We settle a land, subdue it in what we hope is the best sense, cultivate it and transform this land into the promised land. We as God's representatives on earth. Holy Cow! What a story:

Yes, this is Story!

And this story can be told again and again in different variations:
"We choose to go to the moon!"
"Yes we can!"
"If you can make it there you can make it anywhere - it's up to you, Baby!"

It is called "The American Dream" and not "The American Twelve-Point Plan on 140 Power Point Slides" for good reason.

That is nation branding. That is story sharing.

Rebellions are built on hope. Nations too.

And companies too - indeed, all of life is built on hope. In principle, nation branding works no differently than personal branding.

Is there hope for Austria?

What could this hope, this common longing, for a brand Austria look like?

The term "bridge builder" comes up again and again in this context. In the current EU Presidency as well as in "Building bridges", the motto of the Eurovision Song Contest 2015 in Vienna. Where could the common longing, the shared hope lie in this? Apart from the hope that on the other side of the bridge there is a highly reputed talk therapist waiting for the incumbent Minister of the Interior ...

But how about, on the other hand, recognising the people in the country as the bearers of the message, similar to the USA, and shoving their creativity as the most valuable treasure into the piggyback cone?

Great things were and are happening here. Almost 200 companies operate as hidden champions - world market leaders that hardly anyone knows about. Top scientists and top start-ups cause a sensation internationally. Mozart and Falco, Viktor Frankl and Peter Drucker, Ingeborg Bachmann and Elfriede Jelinek, Thomas Bernhard and Thomas Brezina, Billy Wilder and Michael Haneke, Red Bull and Red Bull Salzburg, Sound ofMusic included. Mozartgoogle, so to speak.

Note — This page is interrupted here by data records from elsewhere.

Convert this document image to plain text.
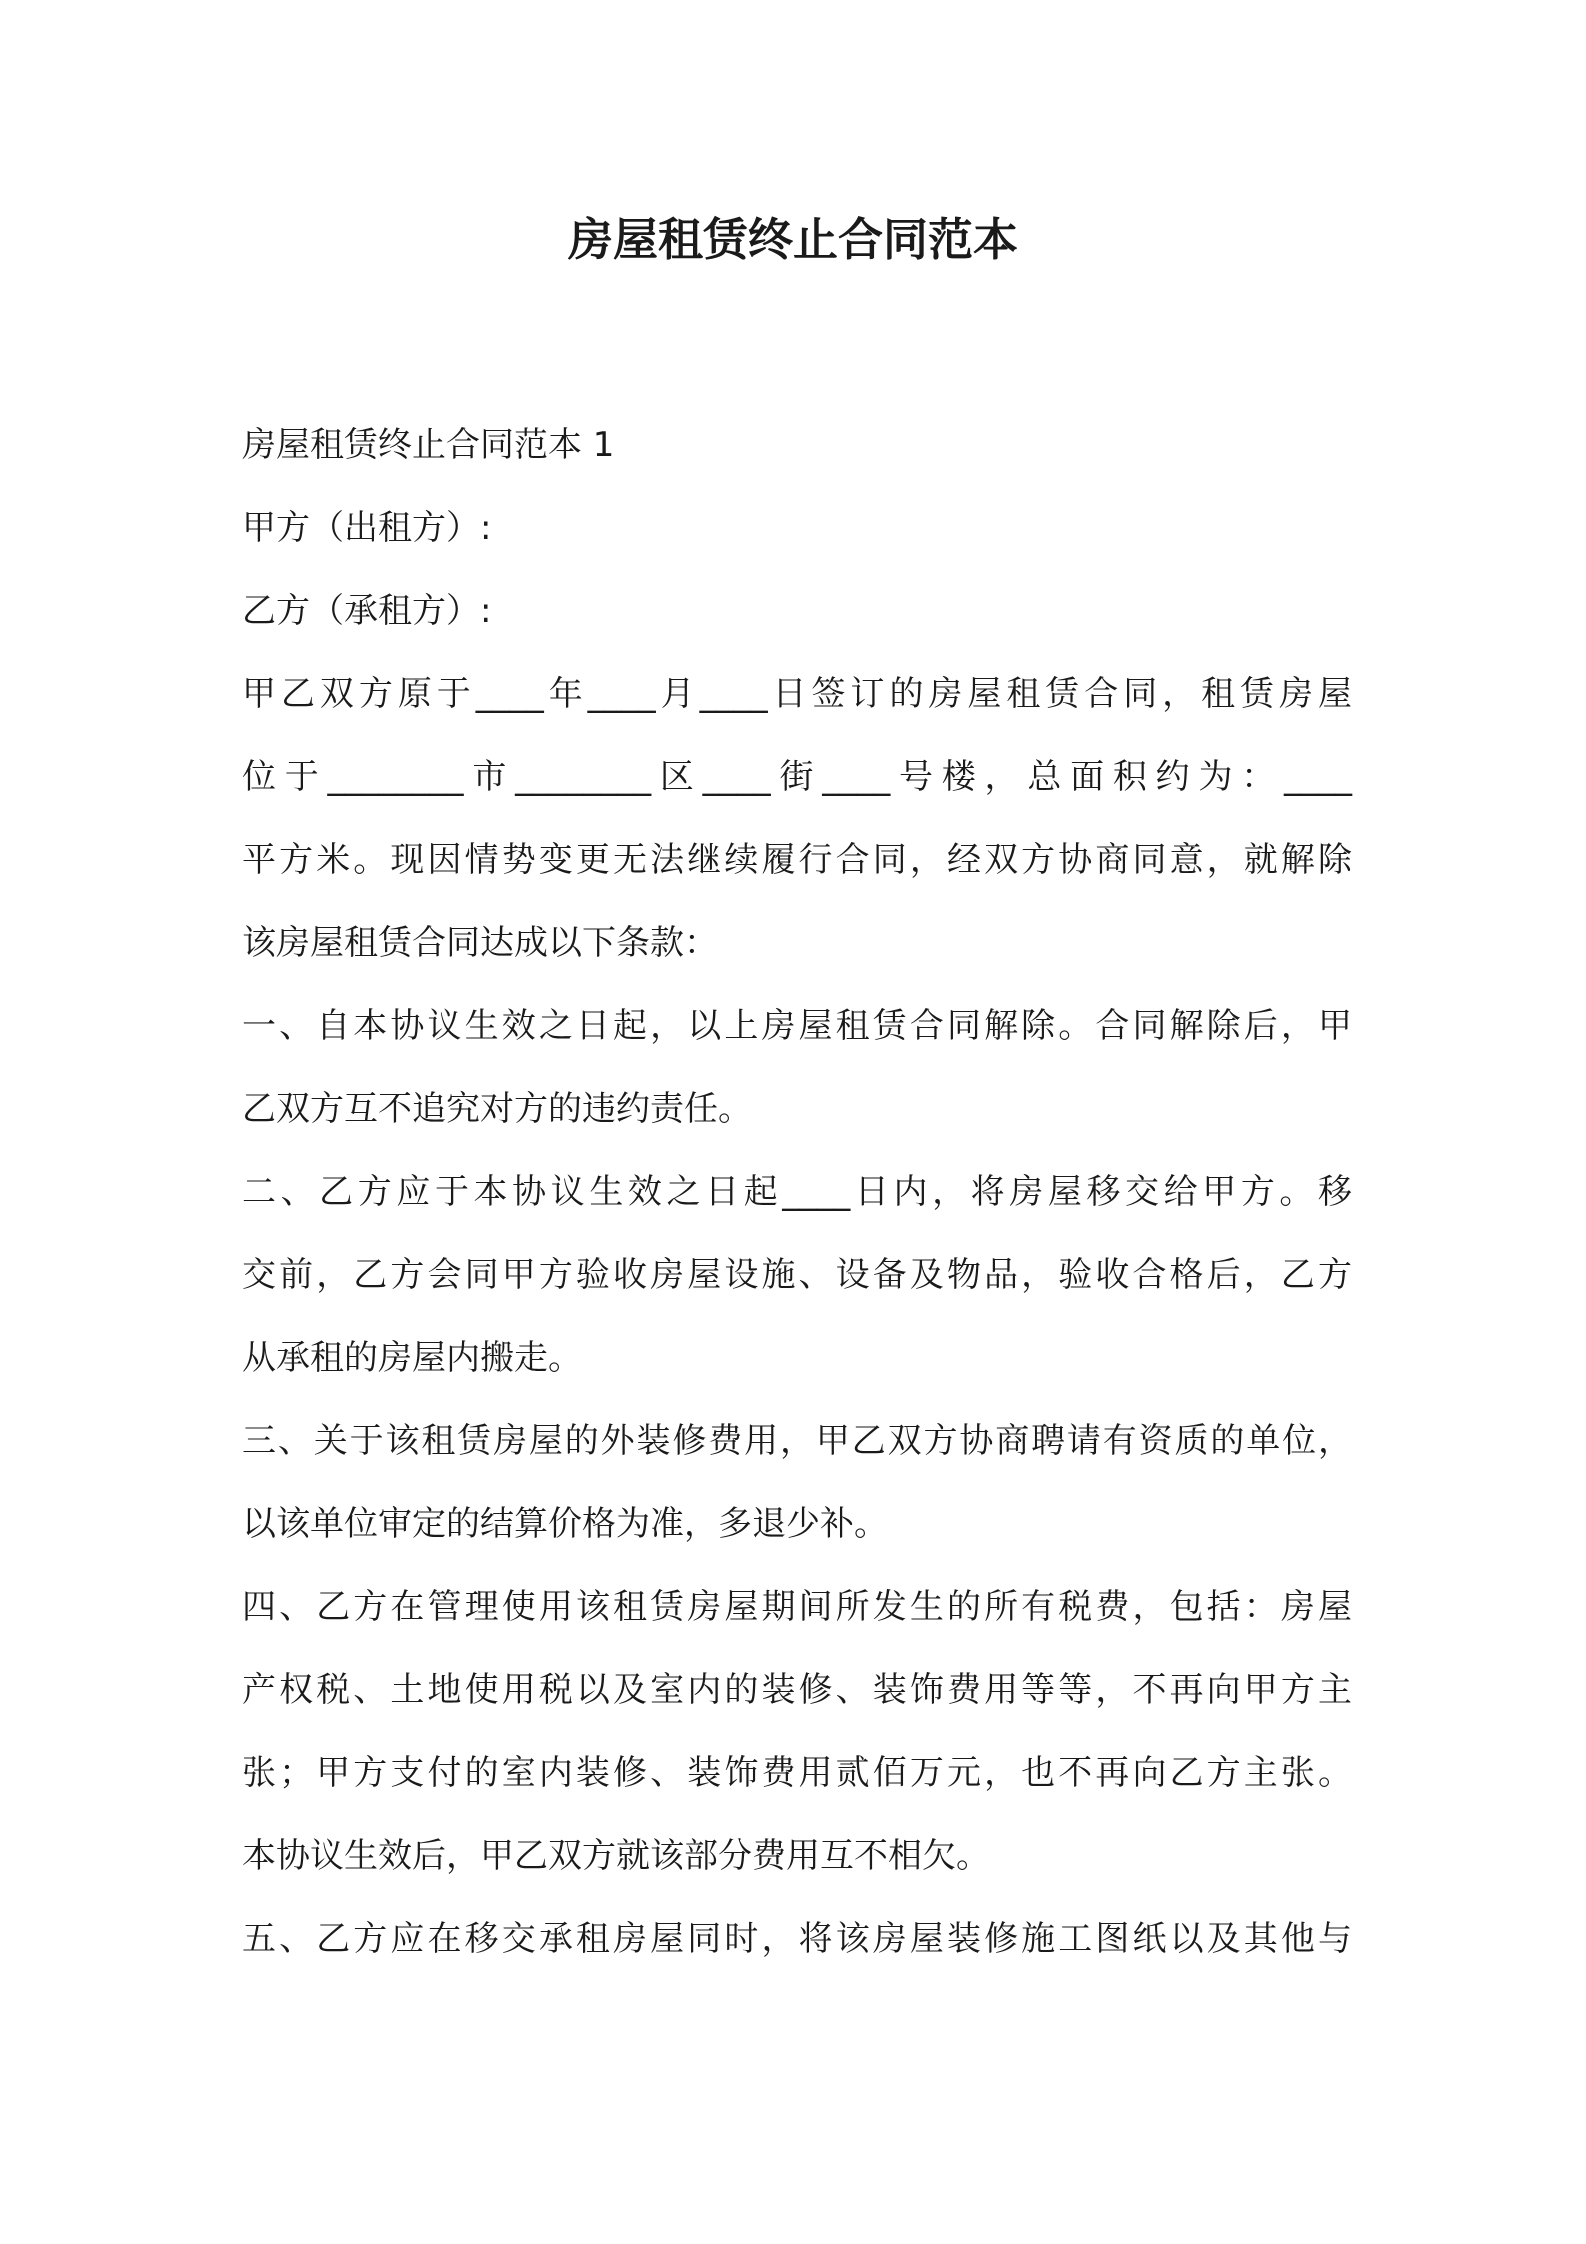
房屋租赁终止合同范本
房屋租赁终止合同范本 1
甲方（出租方）:
乙方（承租方）:
甲乙双方原于____年____月____日签订的房屋租赁合同，租赁房屋
位于________市________区____街____号楼，总面积约为：____
平方米。现因情势变更无法继续履行合同，经双方协商同意，就解除
该房屋租赁合同达成以下条款：
一、自本协议生效之日起，以上房屋租赁合同解除。合同解除后，甲
乙双方互不追究对方的违约责任。
二、乙方应于本协议生效之日起____日内，将房屋移交给甲方。移
交前，乙方会同甲方验收房屋设施、设备及物品，验收合格后，乙方
从承租的房屋内搬走。
三、关于该租赁房屋的外装修费用，甲乙双方协商聘请有资质的单位，
以该单位审定的结算价格为准，多退少补。
四、乙方在管理使用该租赁房屋期间所发生的所有税费，包括：房屋
产权税、土地使用税以及室内的装修、装饰费用等等，不再向甲方主
张；甲方支付的室内装修、装饰费用贰佰万元，也不再向乙方主张。
本协议生效后，甲乙双方就该部分费用互不相欠。
五、乙方应在移交承租房屋同时，将该房屋装修施工图纸以及其他与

But what if by innovation one could mean more than technology, but social innovation that springs from the continent at the centre? Wouldn't that at the same time be a boost for everything that requires education and training and ultimately nourishes the self-worth of every single person in the country?

Is there hope for Europe?

What then could a hope for Europe look like? For a Europe that is more than pro or contra Brussels and protected external borders? Is there a common longing for Our Europe? Continent Branding - Europe as a desirable counter longing to China, Russia and the USA ...

Let us listen once again to Ernst Bloch: "Man still lives everywhere in prehistory, indeed everything and everything still stands before the creation of the world, as a right one. The real genesis is not at the beginning but at the end, and it only begins when society and existence become radical, that is, when they take hold of themselves at the root. The root of history, however, is man who works, creates, transforms and overtakes realities. When he has grasped himself and established his own without alienation and alienation in real democracy, then something arises in the world that shines into everyone's childhood and in which no one has yet been: home."

Storysharers step forward!

Our fragile times need stories, storytellers and even more: story sharers. Stories are like countries and people, they only come alive in the we.

The ability to tell stories has been programmed into us humans by evolution. Let's use this ability to create hope, shared hope! This makes us stronger than we would be alone.

That makes every country a promised land, as it is meant to be. And it doesn't matter whether this country has a government, or a management, or a board of directors. Or whether this country has only one inhabitant, who is you yourself.

Stories respectfully engage us in conversation with our audience when the story is relevant to both. That's how it's done today, beyond advertising.

And that is why my grandmother, old Story Dudette, wrote to good Friedrich Schiller in the margin of his manuscript of the "Ode to Joy" with a delicate stroke the wise words: "No Story. No Glory."